Alfie Cribben is the eighth child in a family full of girls and became an uncle aged three after his second eldest sister gave birth.
Now little Mia Ferguson, eight months, has joined the rest of the huge family in celebrating Uncle Alfie’s birthday with a big party.
Alfie’s mum Mandy, 39, of Tally Ho Road, Shadoxhurst, said: “Alfie is probably too young to appreciate being an uncle at his age.
“He just treats Mia like another member of the family and he mothers her like the other girls.
“I thought because we’d had so many girls my daughters would probably have all boys when they became mums but that hasn’t happened.
“It was amazing for me to witness a birth for a change rather than experience it.”

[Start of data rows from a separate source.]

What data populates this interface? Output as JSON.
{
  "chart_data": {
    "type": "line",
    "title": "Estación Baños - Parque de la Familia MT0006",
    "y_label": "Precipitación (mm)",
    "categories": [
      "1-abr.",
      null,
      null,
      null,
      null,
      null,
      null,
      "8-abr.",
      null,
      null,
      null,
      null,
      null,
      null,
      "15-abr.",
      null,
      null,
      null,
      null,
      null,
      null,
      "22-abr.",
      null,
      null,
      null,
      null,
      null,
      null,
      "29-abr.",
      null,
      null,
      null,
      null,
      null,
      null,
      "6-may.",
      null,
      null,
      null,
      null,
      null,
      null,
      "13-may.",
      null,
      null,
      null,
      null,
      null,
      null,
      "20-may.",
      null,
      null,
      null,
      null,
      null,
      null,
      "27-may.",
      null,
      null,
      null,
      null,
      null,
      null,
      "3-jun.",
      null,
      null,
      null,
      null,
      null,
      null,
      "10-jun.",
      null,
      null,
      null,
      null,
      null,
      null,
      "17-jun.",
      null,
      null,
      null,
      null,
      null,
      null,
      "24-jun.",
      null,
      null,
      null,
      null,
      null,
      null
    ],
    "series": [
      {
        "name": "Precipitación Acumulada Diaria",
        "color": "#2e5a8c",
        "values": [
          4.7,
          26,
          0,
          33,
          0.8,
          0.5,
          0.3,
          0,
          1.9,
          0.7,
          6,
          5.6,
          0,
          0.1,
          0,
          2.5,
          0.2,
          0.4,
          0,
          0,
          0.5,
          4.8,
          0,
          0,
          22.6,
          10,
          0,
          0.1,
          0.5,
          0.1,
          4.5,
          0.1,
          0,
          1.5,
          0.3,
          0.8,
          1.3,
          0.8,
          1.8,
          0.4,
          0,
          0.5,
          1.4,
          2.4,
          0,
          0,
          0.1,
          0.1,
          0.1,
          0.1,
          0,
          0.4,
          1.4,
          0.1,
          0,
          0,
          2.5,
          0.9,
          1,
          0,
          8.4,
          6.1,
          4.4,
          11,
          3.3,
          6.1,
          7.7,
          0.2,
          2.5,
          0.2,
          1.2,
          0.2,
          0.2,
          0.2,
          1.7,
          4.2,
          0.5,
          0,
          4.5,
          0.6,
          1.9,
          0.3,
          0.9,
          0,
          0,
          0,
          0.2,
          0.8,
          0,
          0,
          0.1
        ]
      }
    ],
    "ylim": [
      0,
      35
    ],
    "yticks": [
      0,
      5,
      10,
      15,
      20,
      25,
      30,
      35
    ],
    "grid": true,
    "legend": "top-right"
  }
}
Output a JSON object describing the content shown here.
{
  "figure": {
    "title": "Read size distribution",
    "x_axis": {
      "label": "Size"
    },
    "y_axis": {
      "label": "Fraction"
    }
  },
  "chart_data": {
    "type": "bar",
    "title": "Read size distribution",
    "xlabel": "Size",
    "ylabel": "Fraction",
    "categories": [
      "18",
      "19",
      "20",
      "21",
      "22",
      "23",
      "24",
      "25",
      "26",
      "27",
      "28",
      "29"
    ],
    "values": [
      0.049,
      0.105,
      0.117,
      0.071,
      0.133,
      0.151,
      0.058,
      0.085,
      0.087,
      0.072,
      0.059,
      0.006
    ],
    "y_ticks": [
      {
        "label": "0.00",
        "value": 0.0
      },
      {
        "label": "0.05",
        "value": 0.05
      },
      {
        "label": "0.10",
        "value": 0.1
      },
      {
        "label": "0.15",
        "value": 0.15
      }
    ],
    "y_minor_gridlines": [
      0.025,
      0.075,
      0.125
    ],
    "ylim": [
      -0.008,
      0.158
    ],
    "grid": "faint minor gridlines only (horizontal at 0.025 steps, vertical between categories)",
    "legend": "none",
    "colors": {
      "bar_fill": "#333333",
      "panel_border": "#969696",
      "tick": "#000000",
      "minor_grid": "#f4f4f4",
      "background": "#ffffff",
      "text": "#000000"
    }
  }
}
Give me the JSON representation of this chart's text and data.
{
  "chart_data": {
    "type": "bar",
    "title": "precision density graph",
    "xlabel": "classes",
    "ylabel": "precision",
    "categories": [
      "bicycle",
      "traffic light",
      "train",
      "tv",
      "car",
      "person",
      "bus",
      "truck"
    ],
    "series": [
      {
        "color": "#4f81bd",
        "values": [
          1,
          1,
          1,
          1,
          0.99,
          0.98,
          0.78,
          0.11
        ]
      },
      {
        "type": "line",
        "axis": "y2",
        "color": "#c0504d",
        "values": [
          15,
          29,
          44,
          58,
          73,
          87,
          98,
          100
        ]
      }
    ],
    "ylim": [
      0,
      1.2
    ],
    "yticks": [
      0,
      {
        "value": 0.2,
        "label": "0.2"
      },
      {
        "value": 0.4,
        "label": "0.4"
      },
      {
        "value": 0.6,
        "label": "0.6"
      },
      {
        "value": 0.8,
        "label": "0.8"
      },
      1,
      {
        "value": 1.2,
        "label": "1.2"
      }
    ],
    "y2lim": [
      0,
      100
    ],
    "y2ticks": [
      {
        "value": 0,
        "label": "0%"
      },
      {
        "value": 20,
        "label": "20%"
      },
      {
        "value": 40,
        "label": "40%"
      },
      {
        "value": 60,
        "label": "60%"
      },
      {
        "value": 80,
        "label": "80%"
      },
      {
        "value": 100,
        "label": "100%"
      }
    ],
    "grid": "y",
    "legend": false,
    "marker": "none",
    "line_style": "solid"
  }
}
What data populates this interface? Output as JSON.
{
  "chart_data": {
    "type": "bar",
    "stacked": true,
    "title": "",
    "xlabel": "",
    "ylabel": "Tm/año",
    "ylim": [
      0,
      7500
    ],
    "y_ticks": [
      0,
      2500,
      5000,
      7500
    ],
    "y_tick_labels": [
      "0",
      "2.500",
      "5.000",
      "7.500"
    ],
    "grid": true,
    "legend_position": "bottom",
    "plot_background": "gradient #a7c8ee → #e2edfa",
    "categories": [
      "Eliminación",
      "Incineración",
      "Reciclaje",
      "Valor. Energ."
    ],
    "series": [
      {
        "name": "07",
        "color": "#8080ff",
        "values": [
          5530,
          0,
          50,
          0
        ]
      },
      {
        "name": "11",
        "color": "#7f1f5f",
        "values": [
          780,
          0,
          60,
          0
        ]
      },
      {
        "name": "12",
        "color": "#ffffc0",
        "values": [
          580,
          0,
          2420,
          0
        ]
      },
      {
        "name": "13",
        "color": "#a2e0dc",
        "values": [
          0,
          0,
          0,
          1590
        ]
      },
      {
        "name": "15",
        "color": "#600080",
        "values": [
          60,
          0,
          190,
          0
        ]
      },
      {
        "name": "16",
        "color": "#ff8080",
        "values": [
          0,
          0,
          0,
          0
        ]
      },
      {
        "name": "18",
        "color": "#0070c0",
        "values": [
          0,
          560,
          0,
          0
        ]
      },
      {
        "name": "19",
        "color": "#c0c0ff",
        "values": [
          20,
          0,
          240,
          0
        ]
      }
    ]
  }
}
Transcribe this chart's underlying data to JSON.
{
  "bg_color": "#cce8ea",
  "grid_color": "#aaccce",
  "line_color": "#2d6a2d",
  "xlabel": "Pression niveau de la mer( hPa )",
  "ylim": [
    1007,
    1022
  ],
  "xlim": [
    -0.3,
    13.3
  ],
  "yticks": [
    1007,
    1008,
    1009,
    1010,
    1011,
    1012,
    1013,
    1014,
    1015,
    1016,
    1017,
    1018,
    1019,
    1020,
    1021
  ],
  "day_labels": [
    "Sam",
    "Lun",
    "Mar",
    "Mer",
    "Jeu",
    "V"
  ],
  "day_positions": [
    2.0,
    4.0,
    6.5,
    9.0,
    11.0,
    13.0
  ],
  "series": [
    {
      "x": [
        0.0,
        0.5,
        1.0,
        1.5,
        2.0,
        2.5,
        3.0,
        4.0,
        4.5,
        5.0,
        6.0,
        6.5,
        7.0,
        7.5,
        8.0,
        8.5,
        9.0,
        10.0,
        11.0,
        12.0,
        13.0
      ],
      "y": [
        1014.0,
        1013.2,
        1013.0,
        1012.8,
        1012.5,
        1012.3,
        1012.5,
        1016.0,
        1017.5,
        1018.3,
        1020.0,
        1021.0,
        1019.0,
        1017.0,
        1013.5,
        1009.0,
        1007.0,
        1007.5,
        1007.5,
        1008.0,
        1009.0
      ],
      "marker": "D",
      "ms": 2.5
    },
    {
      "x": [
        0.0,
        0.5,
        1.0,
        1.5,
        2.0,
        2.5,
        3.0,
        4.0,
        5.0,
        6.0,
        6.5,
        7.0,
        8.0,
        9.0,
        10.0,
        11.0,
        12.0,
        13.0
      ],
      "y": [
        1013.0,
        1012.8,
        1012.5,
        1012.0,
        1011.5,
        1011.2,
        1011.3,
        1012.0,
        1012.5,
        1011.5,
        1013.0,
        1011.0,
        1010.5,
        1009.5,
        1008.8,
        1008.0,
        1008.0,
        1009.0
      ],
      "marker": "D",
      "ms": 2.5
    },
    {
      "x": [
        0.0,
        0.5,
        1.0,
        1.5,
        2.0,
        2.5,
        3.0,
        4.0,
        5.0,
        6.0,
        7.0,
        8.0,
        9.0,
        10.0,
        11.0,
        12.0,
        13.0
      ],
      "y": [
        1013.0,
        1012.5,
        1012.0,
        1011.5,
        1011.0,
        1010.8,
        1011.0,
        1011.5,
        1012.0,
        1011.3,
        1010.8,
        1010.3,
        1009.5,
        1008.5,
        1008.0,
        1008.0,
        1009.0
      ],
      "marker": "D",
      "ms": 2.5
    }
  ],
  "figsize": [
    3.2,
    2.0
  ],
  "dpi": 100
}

Alfie, who attends St Michael’s Pre-School in Tenterden two mornings a week, hit the headlines in the Kentish Express when he was born on January 1, 2004 after parents Mandy and civil engineer Bill, now 47, previously had seven girls.
He was named after the EastEnders character Alfie Moon and the actor, Shane Richie, sent him a signed photograph.
The family’s second eldest daughter Emily, now 19, gave birth to Alfie’s niece Mia on April 28, 2007.
Alfie also attends Shadoxhurst Nursery two days a week, and will start at St Michael’s Primary School in September, which all his sisters have attended.
Mrs Cribben said: “Alfie idolises Spider-Man and Batman and is already very strong. He can lift the frame of our garden swing.
“I don’t think he misses having a brother because in some ways he treats the girls like brothers – he can be a little too rough and boisterous with them.”
Mrs Cribben hopes to find paid work after Alfie starts school and has started writing on a book on her experiences with her huge family.
The size of the Cribben clan means they live in a six-bedroom house and the family car is an 11-seater minibus.
Mr and Mrs Cribben and their eight children have seven birthdays between October and January.
Mrs Cribben said: “That makes that time of year, and Christmas, very expensive.”